Last month, at the H2O9 Forum at Liberty Science Center in Jersey City, that shortsightedness was a constant refrain, as was the North Sea Flood of 1953. The latter is surely the most apt historical example to illustrate how regions should not wait for actual disasters to happen before taking action. A tidal surge hit the southwest of the Netherlands—where thirty to forty percent of the ground surface is located at least twenty feet under sea level—and killed 1,835 people.

Today, the Dutch believe floods are more likely than getting killed in car accidents, though that is actually not the case. The 1953 disaster resulted in the Delta Plan, an elaborate series of dams, sluices, locks, dikes, and storm-surge barriers that protect the region against one-in-ten-thousand-year floods. At the H2O9 forum, the Delta Plan and its revisions were compared with the systems approaches to flood protection in the Hudson Estuary Basin.

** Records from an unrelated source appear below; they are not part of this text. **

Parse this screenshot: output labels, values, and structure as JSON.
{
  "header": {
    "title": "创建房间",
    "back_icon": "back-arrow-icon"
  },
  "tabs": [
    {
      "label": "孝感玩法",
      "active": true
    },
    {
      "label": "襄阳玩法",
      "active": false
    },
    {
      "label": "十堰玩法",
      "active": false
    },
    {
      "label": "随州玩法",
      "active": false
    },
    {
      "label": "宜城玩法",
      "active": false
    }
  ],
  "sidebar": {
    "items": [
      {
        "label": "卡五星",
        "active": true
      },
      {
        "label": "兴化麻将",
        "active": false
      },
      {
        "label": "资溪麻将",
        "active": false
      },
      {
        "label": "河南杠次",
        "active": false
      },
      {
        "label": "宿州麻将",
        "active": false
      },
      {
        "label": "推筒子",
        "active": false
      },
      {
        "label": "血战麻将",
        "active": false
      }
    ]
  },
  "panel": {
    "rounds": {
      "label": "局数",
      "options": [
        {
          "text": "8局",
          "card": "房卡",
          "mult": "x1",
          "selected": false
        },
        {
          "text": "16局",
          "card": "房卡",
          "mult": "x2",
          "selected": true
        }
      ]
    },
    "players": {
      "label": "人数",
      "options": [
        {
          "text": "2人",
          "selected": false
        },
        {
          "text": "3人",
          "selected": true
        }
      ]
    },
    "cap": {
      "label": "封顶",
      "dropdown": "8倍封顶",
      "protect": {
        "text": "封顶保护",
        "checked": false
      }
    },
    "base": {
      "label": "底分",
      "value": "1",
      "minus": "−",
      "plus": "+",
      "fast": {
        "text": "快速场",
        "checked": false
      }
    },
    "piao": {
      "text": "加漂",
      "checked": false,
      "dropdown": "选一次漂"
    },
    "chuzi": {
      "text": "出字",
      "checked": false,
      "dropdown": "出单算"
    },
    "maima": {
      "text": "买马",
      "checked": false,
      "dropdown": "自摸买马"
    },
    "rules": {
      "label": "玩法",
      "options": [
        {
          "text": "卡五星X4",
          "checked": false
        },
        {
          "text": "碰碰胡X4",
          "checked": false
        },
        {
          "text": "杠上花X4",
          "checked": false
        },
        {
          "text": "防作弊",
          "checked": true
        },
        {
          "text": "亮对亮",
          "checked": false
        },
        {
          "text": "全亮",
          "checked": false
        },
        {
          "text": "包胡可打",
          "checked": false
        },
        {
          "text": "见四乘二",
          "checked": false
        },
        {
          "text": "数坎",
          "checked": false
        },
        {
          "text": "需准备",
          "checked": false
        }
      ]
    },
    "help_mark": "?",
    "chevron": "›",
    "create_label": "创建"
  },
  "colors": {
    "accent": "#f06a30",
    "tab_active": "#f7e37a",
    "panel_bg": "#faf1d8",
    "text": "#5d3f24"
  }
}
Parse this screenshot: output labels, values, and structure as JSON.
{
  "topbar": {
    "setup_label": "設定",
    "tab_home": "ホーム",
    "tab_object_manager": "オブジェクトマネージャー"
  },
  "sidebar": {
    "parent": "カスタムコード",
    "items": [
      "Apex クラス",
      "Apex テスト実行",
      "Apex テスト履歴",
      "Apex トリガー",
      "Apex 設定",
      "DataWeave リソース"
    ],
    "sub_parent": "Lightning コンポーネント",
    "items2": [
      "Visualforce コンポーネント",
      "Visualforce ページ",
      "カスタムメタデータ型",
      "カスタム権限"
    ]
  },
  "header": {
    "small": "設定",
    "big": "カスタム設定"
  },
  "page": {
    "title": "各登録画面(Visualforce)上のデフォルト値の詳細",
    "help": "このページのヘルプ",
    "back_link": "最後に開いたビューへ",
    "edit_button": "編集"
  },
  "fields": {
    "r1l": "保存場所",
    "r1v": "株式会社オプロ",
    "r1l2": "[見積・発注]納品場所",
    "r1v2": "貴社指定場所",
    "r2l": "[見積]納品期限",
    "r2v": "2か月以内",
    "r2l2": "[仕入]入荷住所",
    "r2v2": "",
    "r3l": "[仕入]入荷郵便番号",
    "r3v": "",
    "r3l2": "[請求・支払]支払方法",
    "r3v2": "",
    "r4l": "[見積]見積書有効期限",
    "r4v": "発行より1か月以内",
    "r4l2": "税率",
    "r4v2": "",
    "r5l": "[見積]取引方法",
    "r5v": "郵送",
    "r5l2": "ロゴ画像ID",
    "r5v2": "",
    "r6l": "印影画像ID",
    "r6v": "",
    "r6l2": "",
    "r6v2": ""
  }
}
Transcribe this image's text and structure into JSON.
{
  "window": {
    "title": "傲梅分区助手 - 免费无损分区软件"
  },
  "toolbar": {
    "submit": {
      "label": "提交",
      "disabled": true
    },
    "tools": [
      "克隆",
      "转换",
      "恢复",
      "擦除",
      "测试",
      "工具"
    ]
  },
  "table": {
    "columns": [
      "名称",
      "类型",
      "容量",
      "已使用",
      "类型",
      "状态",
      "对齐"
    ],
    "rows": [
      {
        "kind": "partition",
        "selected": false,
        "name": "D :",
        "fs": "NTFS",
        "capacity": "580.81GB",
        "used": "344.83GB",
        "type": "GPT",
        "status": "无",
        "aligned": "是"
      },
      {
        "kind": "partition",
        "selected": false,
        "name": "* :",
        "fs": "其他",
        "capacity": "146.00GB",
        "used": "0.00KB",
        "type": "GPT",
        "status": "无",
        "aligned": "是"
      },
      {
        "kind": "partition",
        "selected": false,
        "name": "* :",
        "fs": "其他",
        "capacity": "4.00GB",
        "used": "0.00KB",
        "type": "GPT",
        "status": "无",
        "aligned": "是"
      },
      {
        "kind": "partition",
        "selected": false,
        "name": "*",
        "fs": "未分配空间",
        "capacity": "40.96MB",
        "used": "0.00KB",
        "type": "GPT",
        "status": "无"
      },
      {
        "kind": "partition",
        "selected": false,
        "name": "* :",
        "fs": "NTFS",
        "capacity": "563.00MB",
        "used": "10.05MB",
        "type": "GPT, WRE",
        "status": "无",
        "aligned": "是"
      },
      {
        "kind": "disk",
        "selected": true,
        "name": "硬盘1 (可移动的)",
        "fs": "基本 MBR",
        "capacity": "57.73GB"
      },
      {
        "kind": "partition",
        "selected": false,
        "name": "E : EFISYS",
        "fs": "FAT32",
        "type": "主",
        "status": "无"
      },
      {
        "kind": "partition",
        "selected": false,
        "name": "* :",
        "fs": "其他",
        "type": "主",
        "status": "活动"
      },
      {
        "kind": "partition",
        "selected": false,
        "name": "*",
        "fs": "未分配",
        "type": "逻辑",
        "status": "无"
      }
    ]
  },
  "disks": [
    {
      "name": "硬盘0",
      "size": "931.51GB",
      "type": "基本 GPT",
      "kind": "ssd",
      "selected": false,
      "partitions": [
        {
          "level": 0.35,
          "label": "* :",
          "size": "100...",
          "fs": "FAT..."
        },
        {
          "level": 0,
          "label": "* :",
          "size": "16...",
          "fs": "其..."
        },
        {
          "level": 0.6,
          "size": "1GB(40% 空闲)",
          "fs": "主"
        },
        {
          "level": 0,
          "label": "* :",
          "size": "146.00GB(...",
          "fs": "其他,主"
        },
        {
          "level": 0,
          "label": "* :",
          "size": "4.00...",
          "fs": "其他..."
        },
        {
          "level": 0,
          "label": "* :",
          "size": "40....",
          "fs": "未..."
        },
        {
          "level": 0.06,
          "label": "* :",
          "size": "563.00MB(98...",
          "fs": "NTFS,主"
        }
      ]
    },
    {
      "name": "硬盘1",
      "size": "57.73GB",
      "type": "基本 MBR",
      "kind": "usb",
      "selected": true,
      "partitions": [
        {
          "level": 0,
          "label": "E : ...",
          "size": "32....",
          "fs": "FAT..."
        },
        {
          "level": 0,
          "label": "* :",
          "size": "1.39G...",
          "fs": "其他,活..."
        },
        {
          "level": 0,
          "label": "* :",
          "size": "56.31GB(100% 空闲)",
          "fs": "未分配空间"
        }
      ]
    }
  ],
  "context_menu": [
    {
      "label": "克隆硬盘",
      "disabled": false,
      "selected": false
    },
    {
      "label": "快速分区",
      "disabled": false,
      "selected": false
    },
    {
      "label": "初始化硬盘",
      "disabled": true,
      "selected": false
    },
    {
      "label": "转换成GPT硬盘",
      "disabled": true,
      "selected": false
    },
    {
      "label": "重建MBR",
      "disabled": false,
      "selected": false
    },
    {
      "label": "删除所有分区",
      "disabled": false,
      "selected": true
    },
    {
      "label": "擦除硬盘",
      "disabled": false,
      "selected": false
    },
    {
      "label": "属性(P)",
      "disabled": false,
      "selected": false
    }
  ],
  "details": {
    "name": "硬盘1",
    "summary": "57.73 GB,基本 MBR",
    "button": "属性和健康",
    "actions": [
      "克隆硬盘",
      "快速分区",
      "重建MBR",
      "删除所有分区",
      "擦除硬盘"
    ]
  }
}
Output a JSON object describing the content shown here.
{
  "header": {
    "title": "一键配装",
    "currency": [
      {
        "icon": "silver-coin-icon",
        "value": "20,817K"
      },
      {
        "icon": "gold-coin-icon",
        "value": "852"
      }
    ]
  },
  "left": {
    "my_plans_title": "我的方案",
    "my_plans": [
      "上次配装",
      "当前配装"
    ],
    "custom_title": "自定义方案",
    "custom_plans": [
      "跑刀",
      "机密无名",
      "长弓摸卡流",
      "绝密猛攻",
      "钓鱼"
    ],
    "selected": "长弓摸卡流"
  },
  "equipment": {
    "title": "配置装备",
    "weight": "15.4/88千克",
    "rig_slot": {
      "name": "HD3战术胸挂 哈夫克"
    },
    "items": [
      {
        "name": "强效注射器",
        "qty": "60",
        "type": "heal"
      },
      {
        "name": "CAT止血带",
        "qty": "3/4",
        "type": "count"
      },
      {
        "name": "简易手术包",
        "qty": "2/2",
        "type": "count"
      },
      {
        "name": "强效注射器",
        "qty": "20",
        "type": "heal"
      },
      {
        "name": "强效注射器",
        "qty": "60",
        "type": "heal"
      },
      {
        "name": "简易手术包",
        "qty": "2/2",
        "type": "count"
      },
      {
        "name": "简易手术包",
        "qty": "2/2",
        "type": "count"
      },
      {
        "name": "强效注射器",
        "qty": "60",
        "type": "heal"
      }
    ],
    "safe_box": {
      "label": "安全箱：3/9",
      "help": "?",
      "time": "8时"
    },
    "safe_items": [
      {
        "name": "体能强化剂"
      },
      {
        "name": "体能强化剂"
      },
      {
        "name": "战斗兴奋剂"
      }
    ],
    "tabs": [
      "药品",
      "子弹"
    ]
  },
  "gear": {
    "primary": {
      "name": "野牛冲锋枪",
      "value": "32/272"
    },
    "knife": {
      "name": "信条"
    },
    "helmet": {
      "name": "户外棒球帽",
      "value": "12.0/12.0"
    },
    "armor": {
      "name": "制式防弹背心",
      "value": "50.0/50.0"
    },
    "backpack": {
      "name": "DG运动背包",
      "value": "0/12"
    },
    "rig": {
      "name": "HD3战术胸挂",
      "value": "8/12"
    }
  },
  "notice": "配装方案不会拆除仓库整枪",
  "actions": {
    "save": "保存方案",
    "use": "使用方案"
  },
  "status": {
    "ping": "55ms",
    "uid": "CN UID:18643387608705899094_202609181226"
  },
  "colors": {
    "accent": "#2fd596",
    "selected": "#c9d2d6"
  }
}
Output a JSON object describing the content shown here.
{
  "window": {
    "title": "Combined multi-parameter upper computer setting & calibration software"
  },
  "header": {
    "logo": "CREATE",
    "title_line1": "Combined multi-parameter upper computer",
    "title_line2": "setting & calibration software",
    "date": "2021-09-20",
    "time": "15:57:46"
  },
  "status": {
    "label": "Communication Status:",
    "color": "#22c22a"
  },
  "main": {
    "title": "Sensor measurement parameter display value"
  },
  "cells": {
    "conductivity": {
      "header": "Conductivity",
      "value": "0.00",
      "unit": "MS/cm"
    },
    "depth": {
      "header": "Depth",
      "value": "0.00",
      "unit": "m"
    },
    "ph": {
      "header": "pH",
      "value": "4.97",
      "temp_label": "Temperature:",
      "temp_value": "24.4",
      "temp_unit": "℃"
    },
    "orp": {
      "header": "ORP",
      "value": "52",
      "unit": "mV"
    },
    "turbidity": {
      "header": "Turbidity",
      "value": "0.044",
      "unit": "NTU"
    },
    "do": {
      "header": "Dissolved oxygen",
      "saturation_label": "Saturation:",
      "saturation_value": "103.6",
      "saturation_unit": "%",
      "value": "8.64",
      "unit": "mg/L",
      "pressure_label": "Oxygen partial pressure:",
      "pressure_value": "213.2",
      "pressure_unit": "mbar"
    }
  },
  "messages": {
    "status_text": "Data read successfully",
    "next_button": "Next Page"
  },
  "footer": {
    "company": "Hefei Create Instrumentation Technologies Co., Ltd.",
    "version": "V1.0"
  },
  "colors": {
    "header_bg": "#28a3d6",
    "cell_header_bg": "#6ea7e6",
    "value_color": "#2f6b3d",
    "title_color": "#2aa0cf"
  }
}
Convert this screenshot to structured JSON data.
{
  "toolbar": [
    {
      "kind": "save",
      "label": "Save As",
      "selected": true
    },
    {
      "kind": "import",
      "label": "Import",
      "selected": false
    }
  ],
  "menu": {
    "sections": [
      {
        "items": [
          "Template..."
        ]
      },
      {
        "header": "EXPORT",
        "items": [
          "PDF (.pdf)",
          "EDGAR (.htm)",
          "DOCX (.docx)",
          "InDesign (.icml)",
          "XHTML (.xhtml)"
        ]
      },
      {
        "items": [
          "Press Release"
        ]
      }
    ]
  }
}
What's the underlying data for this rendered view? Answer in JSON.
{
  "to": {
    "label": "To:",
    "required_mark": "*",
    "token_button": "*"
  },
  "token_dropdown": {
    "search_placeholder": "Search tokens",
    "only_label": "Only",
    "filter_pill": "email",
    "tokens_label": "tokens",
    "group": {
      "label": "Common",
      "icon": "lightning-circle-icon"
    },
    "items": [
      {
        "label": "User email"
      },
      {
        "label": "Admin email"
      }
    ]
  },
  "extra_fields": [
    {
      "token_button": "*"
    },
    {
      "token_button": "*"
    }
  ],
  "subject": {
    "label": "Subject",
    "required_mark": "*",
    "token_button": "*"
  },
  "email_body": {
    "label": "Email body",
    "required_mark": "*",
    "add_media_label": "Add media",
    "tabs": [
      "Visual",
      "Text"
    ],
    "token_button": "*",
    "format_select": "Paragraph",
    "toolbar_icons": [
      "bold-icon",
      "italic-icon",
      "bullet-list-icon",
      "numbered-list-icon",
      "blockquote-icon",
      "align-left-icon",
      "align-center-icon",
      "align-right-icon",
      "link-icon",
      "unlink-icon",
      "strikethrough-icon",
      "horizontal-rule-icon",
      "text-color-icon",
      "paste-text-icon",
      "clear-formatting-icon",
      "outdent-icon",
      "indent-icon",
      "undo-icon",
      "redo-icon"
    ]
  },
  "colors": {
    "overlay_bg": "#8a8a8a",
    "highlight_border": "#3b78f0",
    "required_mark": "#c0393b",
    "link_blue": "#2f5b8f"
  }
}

Malcolm Bowman, of the State University of New York, chaired a panel with Piet Dircke of Arcadis, an international design consultancy with a focus on environmental infrastructure. Bowman explained that all five New York City boroughs “as well as the New Jersey coast are subject to mediocre flood threats.” But the region is barely equipped for calamities that can happen once in a hundred years—let alone the ten-thousand-year storms of Holland. (Katrina was a one-in-four-hundred- year storm.) “It’s time New York gets started on its own plan,” Bowman later told AN.

Although the systems put in place in Holland over the past 50 years protect the lowlands, they have also drastically changed some of its ecosystems. Dircke described how the Dutch are now preparing Delta Plan II, a new systems approach incorporating the water system of the whole region while taking the environmental impact of barrier systems into better consideration. The assumption is that the first wall of defenses will be breached by the end of the century, and a second wall with a moat between them might provide a better solution than an attempt at rebuilding the original walls.

The lessons the Dutch have learned over four centuries of experience with their own unique landscape have positioned them well in warning other places—namely New York—about the importance of planning ahead. Although climate change is often incremental or too small for us to experience on a day-to-day basis, scientists monitoring water systems in the area do see changes that beg for immediate action.

According to Bowman, considering a more regional approach is a promising start: “Rather than put levees along the Hudson River for 300 miles, why not put a barrier at the Verrazzano Narrows,” he asked. “And it doesn’t have to be all dams and concrete. Building barrier beaches has worked well in the Netherlands, too.” Bowman concluded that the challenges faced by the Dutch now will be New York’s problems in less than 100 years. “And if we aren’t more prepared then, even a little 10-year storm will do devastating damage.”

A version of this article appeared in AN 10.07.2009.